Foreign firms hit by labor costs, shortage

By Song Shengxia Source:Global Times Published: 2013-4-24 23:03:01

Labor costs and labor shortages are the biggest risks facing US firms in China and air pollution has become one of the negative factors driving expatriates out of China, the head of a US business group said Wednesday. 

Speaking at the release in Beijing of the 2013 State of American Business in China White Paper, Christian Murck, president of the American Chamber of Commerce in China (AmCham China), said one of the impacts of rising air pollution is that US companies have begun to offer hardship premiums for their expatriate staff in China.

Air pollution is "a truly negative factor" for US firms doing business in China, Murck said.

The last few months have seen the worst air pollution on record in China with a lot of cities frequently shrouded in suffocating smog, causing concerns among expatriates.

Peter Davies, a US expatriate in Beijing who has lived in the Chinese mainland and Hong Kong for 10 years, said he is leaving China in June because his health is deteriorating and the pollution aggravates his condition. 

"I need to get back to a clean air environment in order to help my health improve," Davies told the Global Times Wednesday.

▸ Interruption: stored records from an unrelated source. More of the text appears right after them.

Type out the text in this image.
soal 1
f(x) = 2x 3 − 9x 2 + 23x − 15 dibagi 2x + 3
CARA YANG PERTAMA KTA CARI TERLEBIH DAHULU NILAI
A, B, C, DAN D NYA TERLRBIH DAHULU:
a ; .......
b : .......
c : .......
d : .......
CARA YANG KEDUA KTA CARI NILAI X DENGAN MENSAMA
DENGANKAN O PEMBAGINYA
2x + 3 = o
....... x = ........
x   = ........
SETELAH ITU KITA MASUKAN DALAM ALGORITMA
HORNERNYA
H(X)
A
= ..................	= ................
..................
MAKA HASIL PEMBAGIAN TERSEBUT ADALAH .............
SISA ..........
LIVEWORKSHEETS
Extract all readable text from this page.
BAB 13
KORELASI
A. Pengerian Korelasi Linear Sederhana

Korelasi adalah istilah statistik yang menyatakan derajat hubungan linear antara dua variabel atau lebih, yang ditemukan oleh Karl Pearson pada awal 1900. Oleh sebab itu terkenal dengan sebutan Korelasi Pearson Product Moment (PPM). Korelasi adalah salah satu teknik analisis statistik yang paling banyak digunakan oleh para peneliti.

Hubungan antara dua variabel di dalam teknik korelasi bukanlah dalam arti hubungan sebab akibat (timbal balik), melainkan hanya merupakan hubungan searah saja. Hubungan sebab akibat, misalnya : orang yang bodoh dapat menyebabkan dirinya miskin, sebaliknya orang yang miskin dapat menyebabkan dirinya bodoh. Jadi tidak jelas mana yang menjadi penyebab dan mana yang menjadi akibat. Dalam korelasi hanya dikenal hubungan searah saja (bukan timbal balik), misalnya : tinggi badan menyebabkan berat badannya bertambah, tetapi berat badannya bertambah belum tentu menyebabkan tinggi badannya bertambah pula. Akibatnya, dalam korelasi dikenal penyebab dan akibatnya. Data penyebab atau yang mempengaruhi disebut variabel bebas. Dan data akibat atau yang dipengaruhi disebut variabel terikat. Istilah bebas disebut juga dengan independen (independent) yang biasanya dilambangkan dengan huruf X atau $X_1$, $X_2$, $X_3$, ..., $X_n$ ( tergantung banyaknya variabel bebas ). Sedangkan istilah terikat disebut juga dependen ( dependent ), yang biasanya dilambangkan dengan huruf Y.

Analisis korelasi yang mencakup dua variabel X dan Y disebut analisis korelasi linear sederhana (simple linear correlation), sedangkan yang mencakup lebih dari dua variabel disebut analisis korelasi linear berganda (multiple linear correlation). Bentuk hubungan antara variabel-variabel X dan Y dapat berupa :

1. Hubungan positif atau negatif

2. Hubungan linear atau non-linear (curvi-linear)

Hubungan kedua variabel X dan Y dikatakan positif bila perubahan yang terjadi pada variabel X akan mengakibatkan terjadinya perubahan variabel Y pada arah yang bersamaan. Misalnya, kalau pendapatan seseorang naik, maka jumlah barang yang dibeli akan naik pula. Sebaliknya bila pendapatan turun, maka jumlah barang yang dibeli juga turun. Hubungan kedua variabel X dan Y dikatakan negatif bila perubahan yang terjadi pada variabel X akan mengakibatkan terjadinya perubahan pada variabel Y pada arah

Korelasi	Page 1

"Air pollution is indeed a great challenge for China in retaining foreign talent. Improving air quality is a systematic project requiring adjustment of economic structure to focus on technologies and services," Bai Ming, a researcher at the Chinese Academy of International Trade and Economic Cooperation under the Ministry of Commerce, told the Global Times.

"Foreign companies should also contribute by investing less in high energy-consuming industries and more in technologies in China," Bai said.

Meanwhile, the white paper released Wednesday showed that human resource issues represent a top business challenge facing US firms in China.

The number of AmCham China members identifying labor costs and labor shortages as the greatest risks facing their operations in China nearly doubled in 2012 from 2011, the paper showed. Murck said this factor had already driven some US firms out of China, especially from eastern coastal areas.

"China's western regions have great potential and still enjoy labor cost advantages. To attract foreign investors, western regions should upgrade industrial support facilities and improve integration of industry chains," He Weiwen, co-director of the China-US-EU Study Center under the China Association of International Trade, told the Global Times Wednesday.

The white paper also showed that China remained one of the top three investment destinations for American firms in 2012 due to their strong performance in China and expectations of significant growth in domestic demand over the next three years.

China saw a drop in foreign direct investment (FDI) by 3.7 percent in 2012 from the year before, the first decline since 2009, but FDI from the US rose 4.5 percent year-on-year in 2012, official data showed.